Conrad nodded and followed her, playing out the string behind them.
She held onto his hand, more for his presence than out of fear of getting lost, and led deep into the stacks, past French and Russian and Farsi texts. “Can you imagine our children coming here?”
“Our… wow.” Conrad nearly lost his balance, tripping over his own feet. “Uh. I mean, it’s one thing to know it, and another to think about it that directly, y’know?”
“I’ve been thinking about that a lot lately,” she admitted.
“I mean… not that I don’t want to be a part of that,” Conrad added hastily. “It’s just… kind of a big change.”
“I was trying to pretend it wasn’t happening,” she admitted. “But, now that I know for certain that I’m… that I’m pregnant, there’s really no avoiding it.”
“Well, I’m here to give you whatever you need. Not just because of the… yeah.” He ran his fingers through his hair self-consciously.
She kissed him again, because it seemed like the thing to do. “I’m really glad I have you.” She was, too. Things seemed to be getting better since she’d gotten back. Maybe it would all work out. “Here, this looks like the right section.”
“Here? What are we looking for?”
She picked a tiny, dusty volume from between two wide books; it almost looked as if it was hiding there. “A vocabulary of archaic Ellehemaei terms of address. This one calls it the Old Tongue. That’s right, isn’t it?”
“Oh, yes, that would do it. It’s not something I’ve really looked into much.”
She shook her head at him, a little disappointed, despite her general happiness with him. “Weren’t you going to explain how things worked to me?”
“Yeah, and I… tried. I guess I haven’t done such a great job of that, huh?”

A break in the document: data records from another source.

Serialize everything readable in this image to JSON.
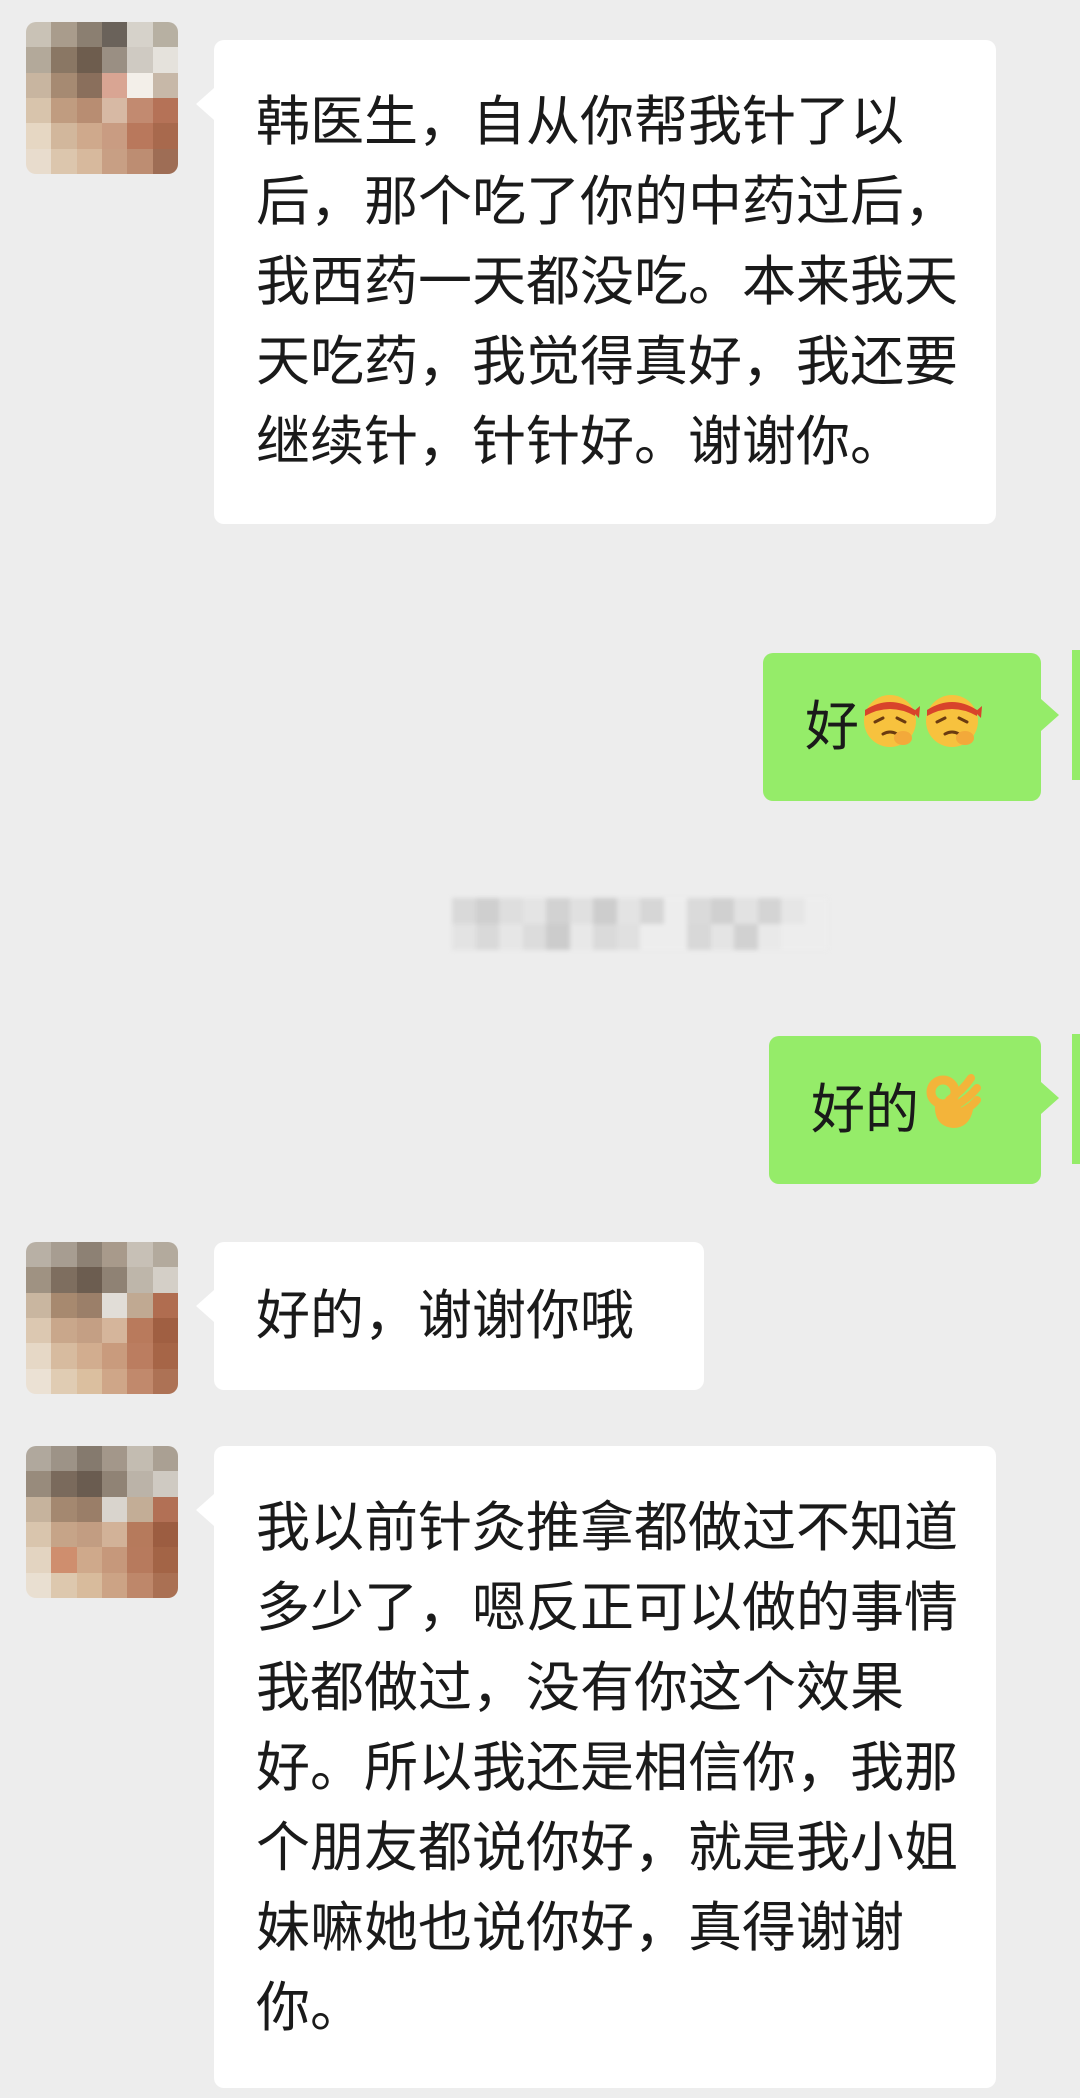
{
  "messages": [
    {
      "id": "m1",
      "side": "incoming",
      "text": "韩医生，自从你帮我针了以后，那个吃了你的中药过后，我西药一天都没吃。本来我天天吃药，我觉得真好，我还要继续针，针针好。谢谢你。"
    },
    {
      "id": "m2",
      "side": "outgoing",
      "text": "好",
      "emoji": [
        "shush-headband-face-icon",
        "shush-headband-face-icon"
      ]
    },
    {
      "id": "m3",
      "side": "outgoing",
      "text": "好的",
      "emoji": [
        "ok-hand-icon"
      ]
    },
    {
      "id": "m4",
      "side": "incoming",
      "text": "好的，谢谢你哦"
    },
    {
      "id": "m5",
      "side": "incoming",
      "text": "我以前针灸推拿都做过不知道多少了，嗯反正可以做的事情我都做过，没有你这个效果好。所以我还是相信你，我那个朋友都说你好，就是我小姐妹嘛她也说你好，真得谢谢你。"
    }
  ],
  "colors": {
    "background": "#ededed",
    "incoming_bubble": "#ffffff",
    "outgoing_bubble": "#95ec69"
  }
}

“Well, maybe you can help me make sense of the stuff I’ve found?” she offered, not really wanting to make him feel bad.
“I can give it a shot, at least. Speaking of which, found anything in that book?”
“No,” she smiled ruefully, “I keep getting distracted.” She leaned against him and flipped pages, the smell of old book filling her with nostalgia. “Hrrm, here’s an archaic honorific. I wonder why that fell out of use. And a whole page of family-relations terms.”
“Hardly surprising, if the kind of family trees that a place like this must produce are common.”
“Do you ever wonder about that?” She hovered a finger over the terms and read them, pondering those complex trees.
“About why? Sure.” He shrugged his shoulders and leaned back against a bookshelf. “I think everyone here has, at some point or another.”
“Do you know who your… oh, there’s the word… your father is? You grew up with your mother, too, right?”
“I did, and I don’t. It doesn’t bother me that much, I guess.”
“Strange.” It seemed unthinkable to her, to not want to know who your parents were. She still struggled with the fact that her un-sympathetic, un-helpful Mentor was, if the grizzled Viking was to be believed, her aunt.
“Aeosthena,” she read, puzzling out the tiny, crabbed handwriting. “Hrmm. This is interesting.”
“Interesting?” Conrad craned his neck to read over her shoulder. “Interesting-good, or interesting-bad?”
“Well,” she pursed her lips. “Interesting.” She tilted the book so he could see better. “Speaking of fathers…”
Conrad’s lips worked as he tried to puzzle out the archaic language. “Okay, in between all the talk about ‘preferred metaphysical properties’, does that basically say ‘a guy who fathers a lot of kids by different mothers?’ Am I reading that right?”
“A stud horse,” she agreed. “Conrad… we need to tell Shahin.” She paused, thinking of her friend. “…don’t we?”
“Wait, hold on. Tell her what exactly?”
She pointed at the word. “What the woman said.” She frowned. “Granted, it could just be an assumption. They do look alike.” The same black hair. The same nose. The same eyes. Even the Changes were similar. Why hadn’t she seen it before?
“We have whose word for it, really?” Conrad was saying. “Some strange woman, who doesn’t even know them? She had to have been guessing.”
She wasn’t, though; Kailani knew it was true. What was she going to say to Shahin?